I know that cos2Θ= 1-sin^2Θ and cos^2Θ=1-sinΘ

1-sin^2Θ=1-sinΘ-1/2
sin^2Θ-sinΘ-1/2
Then I factor? Am I even on the right track? I feel like I'm just grasping at straws here.

I'm actually having a lot of trouble with this section. Can anyone explain this too me? I'm just not getting it.

 

[daon2]

Use proper grouping symbols and some care in notation... it is hard to determine what you are saying.

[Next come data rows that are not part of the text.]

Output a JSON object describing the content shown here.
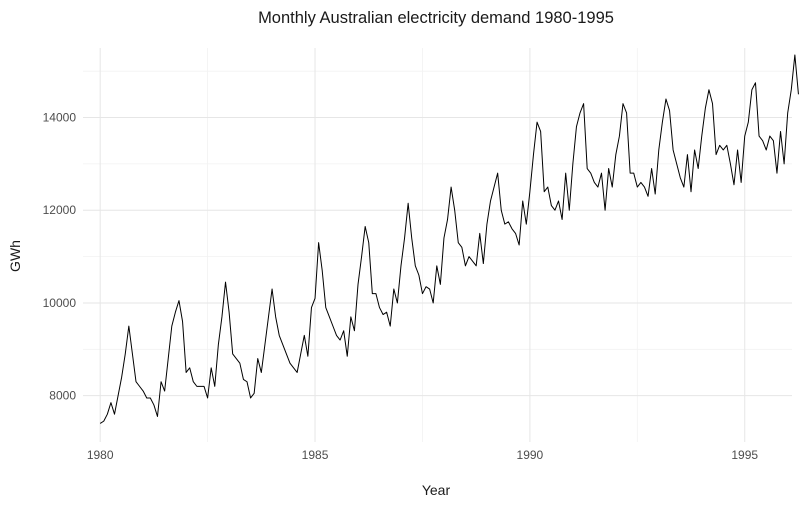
{
  "chart_data": {
    "type": "line",
    "title": "Monthly Australian electricity demand 1980-1995",
    "xlabel": "Year",
    "ylabel": "GWh",
    "xlim": [
      1979.6,
      1996.1
    ],
    "ylim": [
      7000,
      15500
    ],
    "x_ticks": [
      1980,
      1985,
      1990,
      1995
    ],
    "x_tick_labels": [
      "1980",
      "1985",
      "1990",
      "1995"
    ],
    "y_ticks": [
      8000,
      10000,
      12000,
      14000
    ],
    "y_tick_labels": [
      "8000",
      "10000",
      "12000",
      "14000"
    ],
    "grid": true,
    "legend": "none",
    "line_color": "#000000",
    "series": [
      {
        "x_start": 1980.0,
        "x_step": 0.08333333,
        "values": [
          7400,
          7450,
          7600,
          7850,
          7600,
          8000,
          8400,
          8900,
          9500,
          8900,
          8300,
          8200,
          8100,
          7950,
          7950,
          7800,
          7550,
          8300,
          8100,
          8800,
          9500,
          9800,
          10050,
          9600,
          8500,
          8600,
          8300,
          8200,
          8200,
          8200,
          7950,
          8600,
          8200,
          9100,
          9700,
          10450,
          9800,
          8900,
          8800,
          8700,
          8350,
          8300,
          7950,
          8050,
          8800,
          8500,
          9100,
          9700,
          10300,
          9700,
          9300,
          9100,
          8900,
          8700,
          8600,
          8500,
          8900,
          9300,
          8850,
          9900,
          10100,
          11300,
          10700,
          9900,
          9700,
          9500,
          9300,
          9200,
          9400,
          8850,
          9700,
          9400,
          10400,
          11000,
          11650,
          11300,
          10200,
          10200,
          9900,
          9750,
          9800,
          9500,
          10300,
          10000,
          10800,
          11400,
          12150,
          11400,
          10800,
          10600,
          10200,
          10350,
          10300,
          10000,
          10800,
          10400,
          11400,
          11800,
          12500,
          12000,
          11300,
          11200,
          10800,
          11000,
          10900,
          10800,
          11500,
          10850,
          11700,
          12200,
          12500,
          12800,
          12000,
          11700,
          11750,
          11600,
          11500,
          11250,
          12200,
          11700,
          12400,
          13200,
          13900,
          13700,
          12400,
          12500,
          12100,
          12000,
          12200,
          11800,
          12800,
          12000,
          13000,
          13800,
          14100,
          14300,
          12900,
          12800,
          12600,
          12500,
          12800,
          12000,
          12900,
          12500,
          13200,
          13600,
          14300,
          14100,
          12800,
          12800,
          12500,
          12600,
          12500,
          12300,
          12900,
          12350,
          13300,
          13900,
          14400,
          14150,
          13300,
          13000,
          12700,
          12500,
          13200,
          12400,
          13300,
          12900,
          13600,
          14200,
          14600,
          14300,
          13200,
          13400,
          13300,
          13400,
          13000,
          12550,
          13300,
          12600,
          13600,
          13900,
          14600,
          14750,
          13600,
          13500,
          13300,
          13600,
          13500,
          12800,
          13700,
          13000,
          14100,
          14600,
          15350,
          14500
        ]
      }
    ]
  }
}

For example, cos(2theta) does NOT equal 1-sin^2(theta), and cos^2(theta) does NOT equal 1-sin(theta)

 

[alucard2487]

Use proper grouping symbols and some care in notation... it is hard to determine what you are saying.

For example, cos(2theta) does NOT equal 1-sin^2(theta), and cos^2(theta) does NOT equal 1-sin(theta)

cos(2Θ)=cos^2(Θ)-1/2

I messed up what cos(2Θ) is. I think it's 1-2sin^2(Θ)
Like I said, I'm extremely lost.

 

[daon2]

Well it certainly won't help that what you are being asked to prove is false.

Plug in Theta=0.

The left-hand side is 1, the right-hand side is 1/2.

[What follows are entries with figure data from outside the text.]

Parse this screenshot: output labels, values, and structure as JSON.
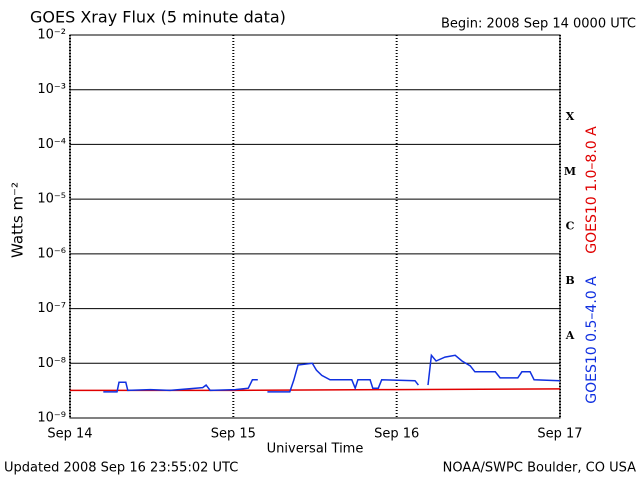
{
  "chart_data": {
    "type": "line",
    "title": "GOES Xray Flux (5 minute data)",
    "subtitle": "Begin:  2008 Sep 14 0000 UTC",
    "x_label": "Universal Time",
    "y_label": "Watts m⁻²",
    "footer_left": "Updated 2008 Sep 16 23:55:02 UTC",
    "footer_right": "NOAA/SWPC Boulder, CO USA",
    "y_log": true,
    "grid": true,
    "xlim": [
      0,
      72
    ],
    "xticks": [
      {
        "value": 0,
        "label": "Sep 14"
      },
      {
        "value": 24,
        "label": "Sep 15"
      },
      {
        "value": 48,
        "label": "Sep 16"
      },
      {
        "value": 72,
        "label": "Sep 17"
      }
    ],
    "ylim": [
      1e-09,
      0.01
    ],
    "yticks": [
      {
        "value": 1e-09,
        "label": "10⁻⁹"
      },
      {
        "value": 1e-08,
        "label": "10⁻⁸"
      },
      {
        "value": 1e-07,
        "label": "10⁻⁷"
      },
      {
        "value": 1e-06,
        "label": "10⁻⁶"
      },
      {
        "value": 1e-05,
        "label": "10⁻⁵"
      },
      {
        "value": 0.0001,
        "label": "10⁻⁴"
      },
      {
        "value": 0.001,
        "label": "10⁻³"
      },
      {
        "value": 0.01,
        "label": "10⁻²"
      }
    ],
    "flare_classes": [
      {
        "label": "X",
        "value": 0.0001
      },
      {
        "label": "M",
        "value": 1e-05
      },
      {
        "label": "C",
        "value": 1e-06
      },
      {
        "label": "B",
        "value": 1e-07
      },
      {
        "label": "A",
        "value": 1e-08
      }
    ],
    "series": [
      {
        "name": "GOES10 1.0–8.0 A",
        "color": "#e00000",
        "x": [
          0,
          24,
          48,
          72
        ],
        "values": [
          3.2e-09,
          3.2e-09,
          3.3e-09,
          3.4e-09
        ]
      },
      {
        "name": "GOES10 0.5–4.0 A",
        "color": "#1030e0",
        "x": [
          4.9,
          6.9,
          7.2,
          8.2,
          8.5,
          11.8,
          14.7,
          19.5,
          20.0,
          20.6,
          24.3,
          26.2,
          26.8,
          27.6,
          28,
          29.0,
          32.3,
          32.9,
          33.5,
          35.6,
          36.2,
          37.0,
          38.2,
          41.4,
          41.9,
          42.3,
          44.1,
          44.5,
          45.3,
          45.8,
          50.7,
          51.2,
          52,
          52.6,
          53.1,
          53.8,
          55.1,
          56.6,
          57.6,
          58.8,
          59.5,
          62.5,
          63.2,
          65.8,
          66.4,
          67.6,
          68.2,
          72
        ],
        "values": [
          3e-09,
          3e-09,
          4.5e-09,
          4.5e-09,
          3.2e-09,
          3.3e-09,
          3.2e-09,
          3.6e-09,
          4e-09,
          3.2e-09,
          3.3e-09,
          3.5e-09,
          5e-09,
          5e-09,
          null,
          3e-09,
          3e-09,
          5e-09,
          9.3e-09,
          1e-08,
          7.5e-09,
          6e-09,
          5e-09,
          5e-09,
          3.5e-09,
          5e-09,
          5e-09,
          3.5e-09,
          3.5e-09,
          5e-09,
          4.8e-09,
          4e-09,
          null,
          4e-09,
          1.4e-08,
          1.1e-08,
          1.3e-08,
          1.4e-08,
          1.1e-08,
          9e-09,
          7e-09,
          7e-09,
          5.4e-09,
          5.4e-09,
          7e-09,
          7e-09,
          5e-09,
          4.8e-09
        ]
      }
    ]
  }
}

edit: I assumed this was an identity problem. Disregard if you are looking for a particular theta. This is why it is important to post the entire question and directions.

 

[MarkFL]

If your original equation is:

\(\displaystyle \cos(2\theta)=\cos^2(\theta)-\frac{1}{2}\)

then I suggest using this form of the double-angle identity for cosine: \(\displaystyle \cos(2x)=\cos^2(x)-\sin^2(x)\)

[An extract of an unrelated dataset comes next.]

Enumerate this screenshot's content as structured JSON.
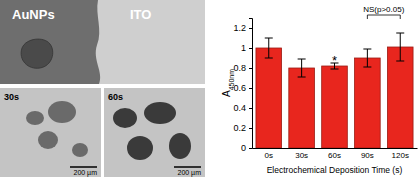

Once you do this, a Pythagorean identity will be useful when you arrange the result correctly. Then you will be left with the square of a trig. function equal to a constant. Are you given an interval for \(\displaystyle \theta\)?

 

[alucard2487]

Solve the given equation. (Enter your answers as a comma-separated list. Let k be any integer. Round terms to three decimal places where appropriate. If there is no solution, enter NO SOLUTION.)

 

[MarkFL]

I would first find the specific roots in \(\displaystyle [0,2\pi)\) then generalize from there.